O debate que falta fazer

O império colonial português tem conhecido uma atenção editorial sem precedentes, sobretudo na sua fase final. Da ficção ao memorialismo, da historiografia académica ao documentário, este destaque passou mesmo pela criação de editoras que se dedicam quase exclusivamente à história e à memoria dos derradeiros anos do colonialismo português em África. Alguns dirão logo que em fase de crise é natural que o Atlântico Sul esteja de volta, quer na verdadeira acepção de promessa de futuro quer no mais ideológico “mercado da saudade”. Outros, mais avisados, dirão que a vaga começou antes. Mesmo no campo político aliás, a tentativa de mobilização dos veteranos da Guerra Colonial, à medida que estes se aproximavam da idade da reforma, já tinha acirrado o tema, pelo menos desde a viragem do século.

Os estudos académicos sobre o chamado terceiro Império colonial português não seguiram esta tendência e têm outra periodização. Manda a intuição falar de vagas e gerações, mas a verdade é que o colonialismo português foi sempre alvo de uma razoável atenção das ciências sociais internacionais. Podemos até afirmar, sem risco de errar, que entre os anos 60 e até bem para lá da descolonização, talvez até aos anos 80, o que de mais interessante foi produzido sobre a história da África colonial portuguesa no século XX foi escrito em inglês e francês e só episodicamente traduzido em português.

O atraso na investigação foi mais português do que internacional e nesta como em outras áreas foi a pesquisa universitária lusa que ficou para trás, pois a caravana foi continuando a fazer o seu caminho. É nesta perspectiva que este livro expressa uma nova dinâmica no estudo do colonialismo português contemporâneo e, mais importante, demonstra como esse atraso está a ser finalmente colmatado. De facto, a lufada de ar fresco que a modernização das ciências sociais portuguesas produziu sob o impulso internacionalizador da Fundação para a Ciência e Tecnologia (veja-se a quantidade de capítulos com os agradecimentos da praxe) começa visivelmente a dar frutos. Nos seus 17 capítulos, este livro espelha o estado actual da diversidade temática e disciplinar da investigação sobre o colonialismo português.

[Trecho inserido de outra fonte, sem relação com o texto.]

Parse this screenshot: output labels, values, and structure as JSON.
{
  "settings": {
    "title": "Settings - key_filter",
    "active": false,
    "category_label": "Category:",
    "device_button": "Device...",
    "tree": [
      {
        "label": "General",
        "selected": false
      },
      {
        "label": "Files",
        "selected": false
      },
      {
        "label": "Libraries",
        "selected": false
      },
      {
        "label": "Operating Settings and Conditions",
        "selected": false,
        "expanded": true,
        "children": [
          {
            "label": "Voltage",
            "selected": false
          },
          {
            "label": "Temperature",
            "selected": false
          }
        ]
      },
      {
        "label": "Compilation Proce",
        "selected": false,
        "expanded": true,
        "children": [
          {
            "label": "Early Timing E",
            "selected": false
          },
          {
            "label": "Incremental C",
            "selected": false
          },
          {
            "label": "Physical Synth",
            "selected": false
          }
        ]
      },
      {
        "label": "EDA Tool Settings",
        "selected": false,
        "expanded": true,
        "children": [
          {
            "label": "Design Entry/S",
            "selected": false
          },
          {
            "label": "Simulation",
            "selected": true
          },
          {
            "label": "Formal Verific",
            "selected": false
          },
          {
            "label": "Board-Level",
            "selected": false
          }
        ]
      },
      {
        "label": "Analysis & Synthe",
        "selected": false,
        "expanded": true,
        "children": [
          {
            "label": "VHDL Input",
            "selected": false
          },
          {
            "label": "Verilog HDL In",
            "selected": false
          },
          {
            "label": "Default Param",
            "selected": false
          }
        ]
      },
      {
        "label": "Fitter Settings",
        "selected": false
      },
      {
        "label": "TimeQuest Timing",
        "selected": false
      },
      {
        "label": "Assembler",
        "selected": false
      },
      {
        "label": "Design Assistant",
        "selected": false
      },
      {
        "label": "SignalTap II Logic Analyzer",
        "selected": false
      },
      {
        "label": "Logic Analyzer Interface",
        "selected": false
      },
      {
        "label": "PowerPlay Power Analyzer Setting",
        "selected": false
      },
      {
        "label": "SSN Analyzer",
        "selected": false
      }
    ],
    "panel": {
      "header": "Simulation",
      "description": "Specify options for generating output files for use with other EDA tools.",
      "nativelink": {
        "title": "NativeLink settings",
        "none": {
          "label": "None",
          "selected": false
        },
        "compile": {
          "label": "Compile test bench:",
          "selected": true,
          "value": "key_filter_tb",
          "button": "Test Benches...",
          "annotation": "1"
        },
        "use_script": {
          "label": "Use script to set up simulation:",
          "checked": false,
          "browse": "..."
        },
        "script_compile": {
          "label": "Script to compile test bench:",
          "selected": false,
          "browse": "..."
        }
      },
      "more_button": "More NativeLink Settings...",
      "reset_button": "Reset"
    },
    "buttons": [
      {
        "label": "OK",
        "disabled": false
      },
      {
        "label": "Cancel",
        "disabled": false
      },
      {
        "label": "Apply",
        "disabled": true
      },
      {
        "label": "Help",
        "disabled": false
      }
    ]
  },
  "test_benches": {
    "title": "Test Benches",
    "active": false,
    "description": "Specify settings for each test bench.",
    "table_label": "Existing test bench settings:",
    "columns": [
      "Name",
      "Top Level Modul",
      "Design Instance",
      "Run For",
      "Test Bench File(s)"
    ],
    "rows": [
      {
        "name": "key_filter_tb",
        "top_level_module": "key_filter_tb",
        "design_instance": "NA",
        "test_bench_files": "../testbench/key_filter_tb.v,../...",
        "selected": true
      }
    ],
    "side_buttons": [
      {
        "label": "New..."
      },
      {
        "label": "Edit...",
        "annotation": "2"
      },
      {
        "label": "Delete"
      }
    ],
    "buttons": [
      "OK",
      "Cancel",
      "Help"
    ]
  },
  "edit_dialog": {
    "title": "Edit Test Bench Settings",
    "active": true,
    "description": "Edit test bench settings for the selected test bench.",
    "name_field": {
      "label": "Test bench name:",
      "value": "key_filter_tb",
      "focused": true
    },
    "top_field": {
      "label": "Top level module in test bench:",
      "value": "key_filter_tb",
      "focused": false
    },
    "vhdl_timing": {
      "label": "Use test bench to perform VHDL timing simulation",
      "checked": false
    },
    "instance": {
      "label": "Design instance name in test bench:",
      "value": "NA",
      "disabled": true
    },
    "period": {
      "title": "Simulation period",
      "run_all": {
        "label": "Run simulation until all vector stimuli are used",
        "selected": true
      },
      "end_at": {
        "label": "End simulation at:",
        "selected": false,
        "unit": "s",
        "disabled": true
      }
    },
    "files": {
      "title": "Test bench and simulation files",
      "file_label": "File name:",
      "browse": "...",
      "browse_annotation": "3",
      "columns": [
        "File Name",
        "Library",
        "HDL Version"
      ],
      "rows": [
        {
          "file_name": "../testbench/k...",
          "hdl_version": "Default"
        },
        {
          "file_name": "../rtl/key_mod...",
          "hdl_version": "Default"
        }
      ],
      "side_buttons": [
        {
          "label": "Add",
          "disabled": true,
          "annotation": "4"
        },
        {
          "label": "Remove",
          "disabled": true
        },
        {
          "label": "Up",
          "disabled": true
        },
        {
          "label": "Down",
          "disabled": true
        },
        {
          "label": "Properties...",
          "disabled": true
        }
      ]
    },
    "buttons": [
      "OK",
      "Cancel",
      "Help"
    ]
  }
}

Mas o elemento mais animador é que a maioria dos estudos incluídos na obra foge ao “paroquialismo excepcionalista” que ainda domina alguns segmentos da historiografia académica portuguesa, e esta demarcação é bem visível na introdução do organizador, Miguel Bandeira Jerónimo.

É natural (e humano, aliás) que alguns capítulos tenham despertado mais atenção mediática do que outros, por darem um chapada ocasional na memória benigna da Guerra Colonial que ainda hoje marca a sociedade portuguesa. Foi sobretudo o capítulo de António Araújo, sobre um fuzilamento sumário cometido pelas Forças Armadas portuguesas no início da guerra em Angola, cujo rasto sobreviveu milagrosamente à ordem de destruição de qualquer prova documental, que dominou a atenção aquando da sua publicação (vide PÚBLICO de 17-12-2012). Afinal, elementos das Forças Armadas fuzilaram e os seus colaboradores locais cortaram e empalaram cabeças em actos de justiça sumária para jugular revoltas e assustar populações. Graças ao capítulo de António Araújo, a complementar com o de Diogo Ramada Curto e Bernardo Pinto da Cruz, temos exemplos e análise da conjuntura destes actos de extrema violência. Na memória dos debates futuros, ficarão certamente como “resposta” aos massacres de colonos brancos por alguma mobilização messiânica africana. Mas o mais interessante, creio, é ver até que ponto este modelo repressivo corresponde a conjunturas de radicalização e se vai repetindo com estas, ou se, pelo contrário, a estratégia e a eficácia das Forças Armadas portuguesas e o aperfeiçoamento dos sistema de informação e repressão fizeram destes casos a excepção. Atenção que a investigação sobre estes temas ainda vai no adro.

Marcado pelo debate estival sobre a natureza do Estado Novo contra o historiador Rui Ramos, não houve espaço para uma boa polémica sobre a Guerra Colonial (ou “do Ultramar”, e ela poderia logo começar por aqui...) e as visões luso-tropicalistas dos últimos anos do colonialismo português, que quase começou quando este livro foi publicado. Receio que, a existir, a polémica mediática se fique por novas versões do mais do mesmo, com uns a esgrimirem um Ultramar benigno e outros um totalitarismo exterminador do colonialismo. Tal quereria dizer que boa parte da historiografia académica não conseguiu quebrar os muros da opinião publica, mas valha a verdade que a maioria dos debates sobre o passado tem mais a ver com o presente do que habitualmente se pensa. Vamos ver.